Harriet Green Revives Thomas Cook

 Holiday operator Thomas Cook has reported an eighth straight rise in quarterly profits as its “leaner, fitter and better” form continues to confound travelers expectations.

The once-troubled British business reported £33m profits before interest and tax for the three months to June, bolstered by a rejuvenated market for last-minute deals and city breaks in mainland Europe.
The company credited the dramatic rise - compared against £1m over the same period in 2013 - to increased appetite for its new products and a £51m cost-cutting regime executed in the third quarter.
City breaks and Thomas Cook’s recently launched “concept hotels”, such as adult-only or budget-travel facilities, were among the biggest drivers of increased demand.
It also claims to have seen stronger late-summer bookings in the UK, Germany and northern Europe, and encouraging bookings for the winter 2014-15 and summer 2015 seasons.
Chief executive Harriet Green said efforts to streamline the holiday provider had “transformed” Thomas Cook from “silos” in 18 markets around the world to “one global business”.
Reflecting on the company’s reversal of fortune, Ms Green said: “Two years ago Thomas Cook was most unwell, and we’ve been driving an ongoing transformation.
“Our strongest performer was the UK, where we doubled earnings before interest and tax (EBIT), and we are on track to take out £150 million of costs by the end of September 2015.
“Efforts to make the business leaner, fitter and better have had a big impact.

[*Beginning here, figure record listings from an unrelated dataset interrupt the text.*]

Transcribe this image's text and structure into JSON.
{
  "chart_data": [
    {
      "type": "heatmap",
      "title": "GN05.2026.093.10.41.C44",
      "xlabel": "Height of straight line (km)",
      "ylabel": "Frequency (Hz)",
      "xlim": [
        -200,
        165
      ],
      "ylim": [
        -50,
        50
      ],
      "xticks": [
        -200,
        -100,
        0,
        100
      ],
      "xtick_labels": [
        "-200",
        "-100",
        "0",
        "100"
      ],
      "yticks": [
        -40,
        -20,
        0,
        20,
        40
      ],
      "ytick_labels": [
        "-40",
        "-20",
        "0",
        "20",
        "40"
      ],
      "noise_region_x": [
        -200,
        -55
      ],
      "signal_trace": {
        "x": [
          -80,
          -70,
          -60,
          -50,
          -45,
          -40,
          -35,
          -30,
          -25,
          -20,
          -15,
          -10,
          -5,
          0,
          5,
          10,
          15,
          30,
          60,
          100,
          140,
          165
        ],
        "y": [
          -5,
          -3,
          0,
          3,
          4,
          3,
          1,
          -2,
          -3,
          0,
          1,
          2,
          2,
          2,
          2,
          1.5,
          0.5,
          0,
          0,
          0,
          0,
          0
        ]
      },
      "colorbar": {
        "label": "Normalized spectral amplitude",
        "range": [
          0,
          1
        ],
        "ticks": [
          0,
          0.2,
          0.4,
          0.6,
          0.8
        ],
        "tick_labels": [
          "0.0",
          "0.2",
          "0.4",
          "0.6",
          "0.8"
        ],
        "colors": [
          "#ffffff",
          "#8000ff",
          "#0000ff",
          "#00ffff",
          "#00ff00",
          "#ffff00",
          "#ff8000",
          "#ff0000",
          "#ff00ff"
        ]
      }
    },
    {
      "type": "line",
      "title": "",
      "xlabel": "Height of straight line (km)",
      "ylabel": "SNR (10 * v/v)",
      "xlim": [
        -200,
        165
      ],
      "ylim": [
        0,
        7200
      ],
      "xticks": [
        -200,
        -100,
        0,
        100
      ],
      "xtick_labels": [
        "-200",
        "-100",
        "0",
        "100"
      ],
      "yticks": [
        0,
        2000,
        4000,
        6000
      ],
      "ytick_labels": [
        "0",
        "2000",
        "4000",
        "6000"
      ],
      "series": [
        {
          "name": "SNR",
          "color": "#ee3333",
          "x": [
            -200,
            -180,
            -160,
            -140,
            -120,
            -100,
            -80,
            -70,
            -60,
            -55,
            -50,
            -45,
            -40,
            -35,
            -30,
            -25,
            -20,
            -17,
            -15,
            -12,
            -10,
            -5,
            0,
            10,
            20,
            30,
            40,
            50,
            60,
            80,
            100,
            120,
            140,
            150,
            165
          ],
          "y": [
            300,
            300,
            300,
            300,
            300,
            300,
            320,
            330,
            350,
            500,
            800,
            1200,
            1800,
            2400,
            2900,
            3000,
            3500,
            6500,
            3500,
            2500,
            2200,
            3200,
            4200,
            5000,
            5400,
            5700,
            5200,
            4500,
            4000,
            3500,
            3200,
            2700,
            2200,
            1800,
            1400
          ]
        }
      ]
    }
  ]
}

We’ve also massively improved the quality of our product and there has been stronger demand from our customers.”
Michael Healy, Thomas Cook’s chief financial officer, explained that reduced costs had been achieved through integrating the company’s four separate airlines and increasing efficiency in historically separate branches of the UK business.

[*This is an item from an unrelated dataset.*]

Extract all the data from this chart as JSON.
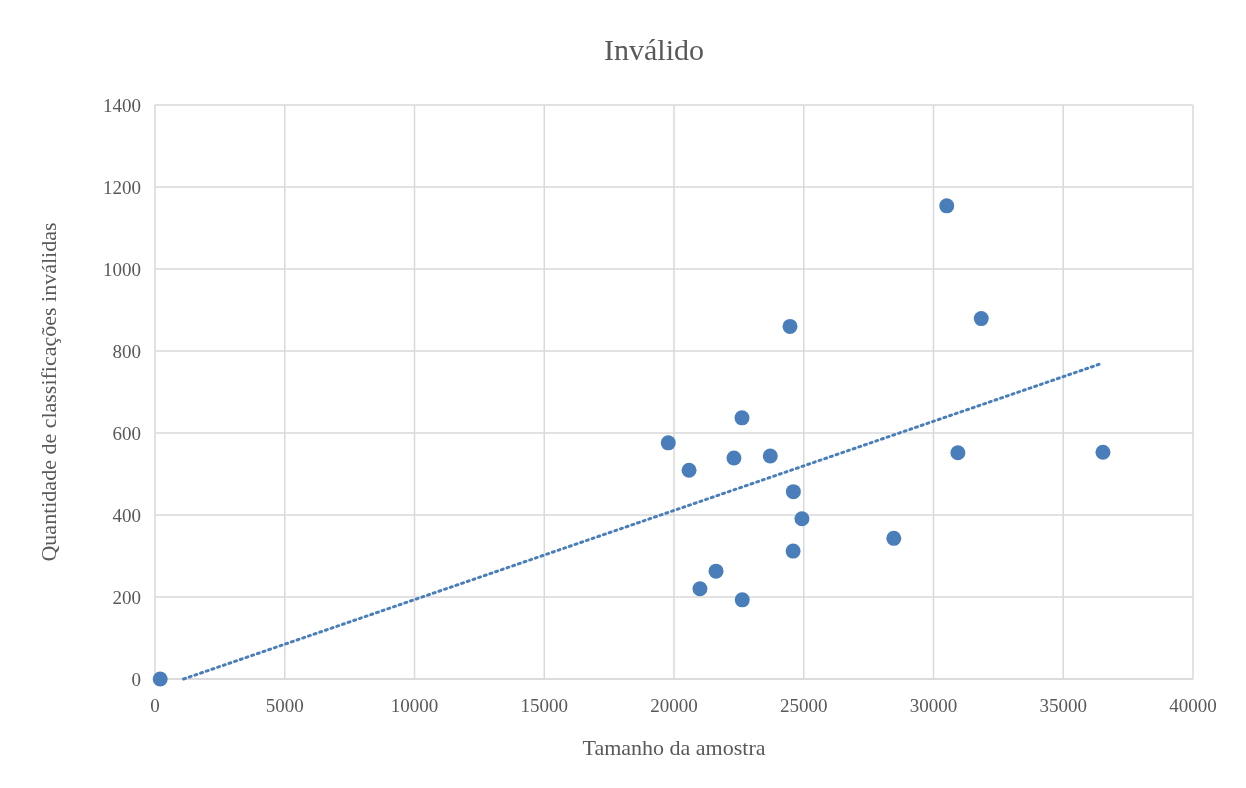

The quarterly figures reported a statutory EBIT for the three months to join of a £43 million loss, explained by a series of one-off costs associated with the campaign to streamline operations.

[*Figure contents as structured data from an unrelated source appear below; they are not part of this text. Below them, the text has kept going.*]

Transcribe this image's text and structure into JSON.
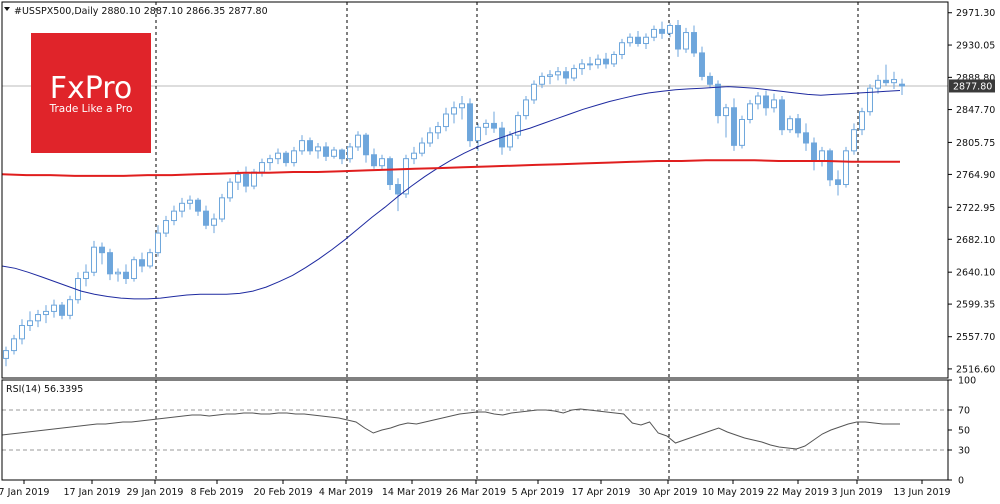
{
  "header": {
    "symbol_line": "#USSPX500,Daily  2880.10 2887.10 2866.35 2877.80"
  },
  "logo": {
    "brand": "FxPro",
    "tagline": "Trade Like a Pro",
    "color": "#e0242a"
  },
  "colors": {
    "candle": "#6ea6dc",
    "ma_fast": "#1e2aa0",
    "ma_slow": "#e01e1e",
    "rsi_line": "#555555",
    "price_tag_bg": "#3a3a3a"
  },
  "chart_data": [
    {
      "type": "candlestick",
      "title": "#USSPX500,Daily",
      "ohlc_last": {
        "open": 2880.1,
        "high": 2887.1,
        "low": 2866.35,
        "close": 2877.8
      },
      "current_price_label": "2877.80",
      "ylim": [
        2505,
        2985
      ],
      "y_ticks": [
        "2971.30",
        "2930.05",
        "2888.80",
        "2847.70",
        "2805.75",
        "2764.90",
        "2722.95",
        "2682.10",
        "2640.10",
        "2599.35",
        "2557.70",
        "2516.60"
      ],
      "x_ticks": [
        "7 Jan 2019",
        "17 Jan 2019",
        "29 Jan 2019",
        "8 Feb 2019",
        "20 Feb 2019",
        "4 Mar 2019",
        "14 Mar 2019",
        "26 Mar 2019",
        "5 Apr 2019",
        "17 Apr 2019",
        "30 Apr 2019",
        "10 May 2019",
        "22 May 2019",
        "3 Jun 2019",
        "13 Jun 2019"
      ],
      "period_separators": [
        "29 Jan 2019",
        "4 Mar 2019",
        "26 Mar 2019",
        "30 Apr 2019",
        "3 Jun 2019"
      ],
      "ohlc": [
        [
          2530,
          2545,
          2520,
          2540
        ],
        [
          2540,
          2560,
          2535,
          2555
        ],
        [
          2555,
          2580,
          2548,
          2572
        ],
        [
          2572,
          2590,
          2565,
          2578
        ],
        [
          2578,
          2592,
          2570,
          2586
        ],
        [
          2586,
          2598,
          2575,
          2590
        ],
        [
          2590,
          2605,
          2582,
          2598
        ],
        [
          2598,
          2602,
          2580,
          2585
        ],
        [
          2585,
          2610,
          2580,
          2605
        ],
        [
          2605,
          2640,
          2600,
          2632
        ],
        [
          2632,
          2650,
          2622,
          2640
        ],
        [
          2640,
          2680,
          2635,
          2672
        ],
        [
          2672,
          2678,
          2650,
          2665
        ],
        [
          2665,
          2670,
          2630,
          2638
        ],
        [
          2638,
          2645,
          2628,
          2640
        ],
        [
          2640,
          2650,
          2625,
          2632
        ],
        [
          2632,
          2660,
          2628,
          2656
        ],
        [
          2656,
          2665,
          2640,
          2648
        ],
        [
          2648,
          2670,
          2645,
          2665
        ],
        [
          2665,
          2700,
          2660,
          2690
        ],
        [
          2690,
          2712,
          2685,
          2706
        ],
        [
          2706,
          2725,
          2700,
          2718
        ],
        [
          2718,
          2735,
          2710,
          2728
        ],
        [
          2728,
          2738,
          2720,
          2732
        ],
        [
          2732,
          2735,
          2712,
          2718
        ],
        [
          2718,
          2725,
          2695,
          2700
        ],
        [
          2700,
          2715,
          2690,
          2708
        ],
        [
          2708,
          2740,
          2704,
          2735
        ],
        [
          2735,
          2760,
          2730,
          2755
        ],
        [
          2755,
          2770,
          2745,
          2765
        ],
        [
          2765,
          2775,
          2742,
          2750
        ],
        [
          2750,
          2772,
          2746,
          2768
        ],
        [
          2768,
          2785,
          2762,
          2780
        ],
        [
          2780,
          2790,
          2770,
          2785
        ],
        [
          2785,
          2798,
          2778,
          2792
        ],
        [
          2792,
          2795,
          2775,
          2780
        ],
        [
          2780,
          2800,
          2775,
          2795
        ],
        [
          2795,
          2815,
          2790,
          2808
        ],
        [
          2808,
          2812,
          2790,
          2795
        ],
        [
          2795,
          2805,
          2785,
          2800
        ],
        [
          2800,
          2806,
          2782,
          2788
        ],
        [
          2788,
          2800,
          2785,
          2796
        ],
        [
          2796,
          2798,
          2778,
          2785
        ],
        [
          2785,
          2805,
          2780,
          2800
        ],
        [
          2800,
          2820,
          2795,
          2815
        ],
        [
          2815,
          2818,
          2780,
          2790
        ],
        [
          2790,
          2798,
          2772,
          2776
        ],
        [
          2776,
          2790,
          2770,
          2785
        ],
        [
          2785,
          2788,
          2745,
          2752
        ],
        [
          2752,
          2760,
          2718,
          2740
        ],
        [
          2740,
          2790,
          2735,
          2785
        ],
        [
          2785,
          2800,
          2778,
          2792
        ],
        [
          2792,
          2812,
          2788,
          2805
        ],
        [
          2805,
          2825,
          2800,
          2818
        ],
        [
          2818,
          2832,
          2810,
          2826
        ],
        [
          2826,
          2850,
          2820,
          2842
        ],
        [
          2842,
          2858,
          2830,
          2850
        ],
        [
          2850,
          2865,
          2835,
          2855
        ],
        [
          2855,
          2862,
          2800,
          2808
        ],
        [
          2808,
          2830,
          2795,
          2825
        ],
        [
          2825,
          2835,
          2815,
          2830
        ],
        [
          2830,
          2845,
          2818,
          2824
        ],
        [
          2824,
          2832,
          2790,
          2800
        ],
        [
          2800,
          2820,
          2795,
          2815
        ],
        [
          2815,
          2845,
          2810,
          2840
        ],
        [
          2840,
          2865,
          2835,
          2860
        ],
        [
          2860,
          2885,
          2855,
          2880
        ],
        [
          2880,
          2895,
          2875,
          2890
        ],
        [
          2890,
          2898,
          2880,
          2892
        ],
        [
          2892,
          2902,
          2885,
          2896
        ],
        [
          2896,
          2902,
          2880,
          2888
        ],
        [
          2888,
          2905,
          2884,
          2900
        ],
        [
          2900,
          2912,
          2892,
          2906
        ],
        [
          2906,
          2915,
          2898,
          2905
        ],
        [
          2905,
          2918,
          2900,
          2912
        ],
        [
          2912,
          2920,
          2900,
          2906
        ],
        [
          2906,
          2922,
          2902,
          2918
        ],
        [
          2918,
          2938,
          2912,
          2933
        ],
        [
          2933,
          2945,
          2928,
          2940
        ],
        [
          2940,
          2948,
          2928,
          2932
        ],
        [
          2932,
          2945,
          2925,
          2940
        ],
        [
          2940,
          2955,
          2935,
          2950
        ],
        [
          2950,
          2960,
          2938,
          2945
        ],
        [
          2945,
          2958,
          2940,
          2955
        ],
        [
          2955,
          2962,
          2915,
          2925
        ],
        [
          2925,
          2952,
          2920,
          2946
        ],
        [
          2946,
          2955,
          2915,
          2920
        ],
        [
          2920,
          2928,
          2885,
          2890
        ],
        [
          2890,
          2895,
          2875,
          2880
        ],
        [
          2880,
          2885,
          2830,
          2840
        ],
        [
          2840,
          2855,
          2812,
          2850
        ],
        [
          2850,
          2862,
          2795,
          2802
        ],
        [
          2802,
          2840,
          2798,
          2835
        ],
        [
          2835,
          2860,
          2830,
          2855
        ],
        [
          2855,
          2870,
          2848,
          2865
        ],
        [
          2865,
          2872,
          2840,
          2850
        ],
        [
          2850,
          2868,
          2844,
          2860
        ],
        [
          2860,
          2865,
          2815,
          2822
        ],
        [
          2822,
          2840,
          2818,
          2836
        ],
        [
          2836,
          2842,
          2812,
          2818
        ],
        [
          2818,
          2830,
          2795,
          2805
        ],
        [
          2805,
          2812,
          2770,
          2782
        ],
        [
          2782,
          2800,
          2775,
          2795
        ],
        [
          2795,
          2798,
          2750,
          2758
        ],
        [
          2758,
          2770,
          2738,
          2752
        ],
        [
          2752,
          2800,
          2748,
          2795
        ],
        [
          2795,
          2830,
          2790,
          2822
        ],
        [
          2822,
          2850,
          2815,
          2845
        ],
        [
          2845,
          2880,
          2840,
          2875
        ],
        [
          2875,
          2892,
          2868,
          2885
        ],
        [
          2885,
          2905,
          2878,
          2882
        ],
        [
          2882,
          2896,
          2874,
          2886
        ],
        [
          2880.1,
          2887.1,
          2866.35,
          2877.8
        ]
      ],
      "series": [
        {
          "type": "line",
          "values": [
            2648,
            2645,
            2640,
            2634,
            2628,
            2622,
            2616,
            2612,
            2609,
            2607,
            2606,
            2606,
            2607,
            2609,
            2611,
            2612,
            2612,
            2612,
            2613,
            2616,
            2621,
            2628,
            2636,
            2646,
            2657,
            2669,
            2682,
            2696,
            2710,
            2723,
            2737,
            2750,
            2762,
            2773,
            2783,
            2792,
            2800,
            2807,
            2813,
            2819,
            2824,
            2830,
            2836,
            2842,
            2848,
            2853,
            2858,
            2862,
            2866,
            2869,
            2871,
            2873,
            2874,
            2875,
            2876,
            2877,
            2876,
            2875,
            2873,
            2871,
            2869,
            2867,
            2866,
            2867,
            2868,
            2869,
            2870,
            2871,
            2872
          ]
        },
        {
          "type": "line",
          "values": [
            2765,
            2764,
            2764,
            2763,
            2763,
            2763,
            2764,
            2764,
            2765,
            2766,
            2767,
            2767,
            2768,
            2768,
            2769,
            2770,
            2771,
            2772,
            2773,
            2774,
            2775,
            2776,
            2777,
            2778,
            2779,
            2780,
            2781,
            2782,
            2782,
            2783,
            2783,
            2783,
            2782,
            2782,
            2782,
            2781,
            2781,
            2781
          ]
        }
      ]
    },
    {
      "type": "line",
      "title": "RSI(14) 56.3395",
      "ylim": [
        0,
        100
      ],
      "y_ticks": [
        "100",
        "70",
        "50",
        "30",
        "0"
      ],
      "levels": [
        70,
        30
      ],
      "values": [
        45,
        46,
        47,
        48,
        49,
        50,
        51,
        52,
        53,
        54,
        55,
        56,
        56,
        57,
        58,
        58,
        59,
        60,
        61,
        62,
        63,
        64,
        65,
        65,
        64,
        65,
        66,
        66,
        67,
        67,
        66,
        66,
        67,
        67,
        66,
        66,
        65,
        64,
        63,
        62,
        60,
        58,
        52,
        47,
        50,
        52,
        55,
        57,
        56,
        58,
        60,
        62,
        64,
        66,
        67,
        68,
        68,
        66,
        65,
        67,
        68,
        69,
        70,
        70,
        69,
        67,
        70,
        71,
        70,
        69,
        68,
        67,
        66,
        57,
        55,
        58,
        47,
        44,
        37,
        40,
        43,
        46,
        49,
        52,
        48,
        45,
        42,
        40,
        38,
        35,
        33,
        32,
        31,
        34,
        40,
        46,
        50,
        53,
        56,
        58,
        58,
        57,
        56,
        56,
        56
      ]
    }
  ]
}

Restructuring costs of £30 million were combined with a £29m contingency fund put aside by Thomas Cook after a landmark ruling this year paved the way for compensation claims for flight delays.
The Court of Appeals ruling created the potential for travellers to claims money back from the cost of flights delayed by routine technical problems.
Jet2, the airline implicated in the original case, have applied to the Supreme Court for permission to appeal the decision and, if granted, a review is likely to take place in late 2015.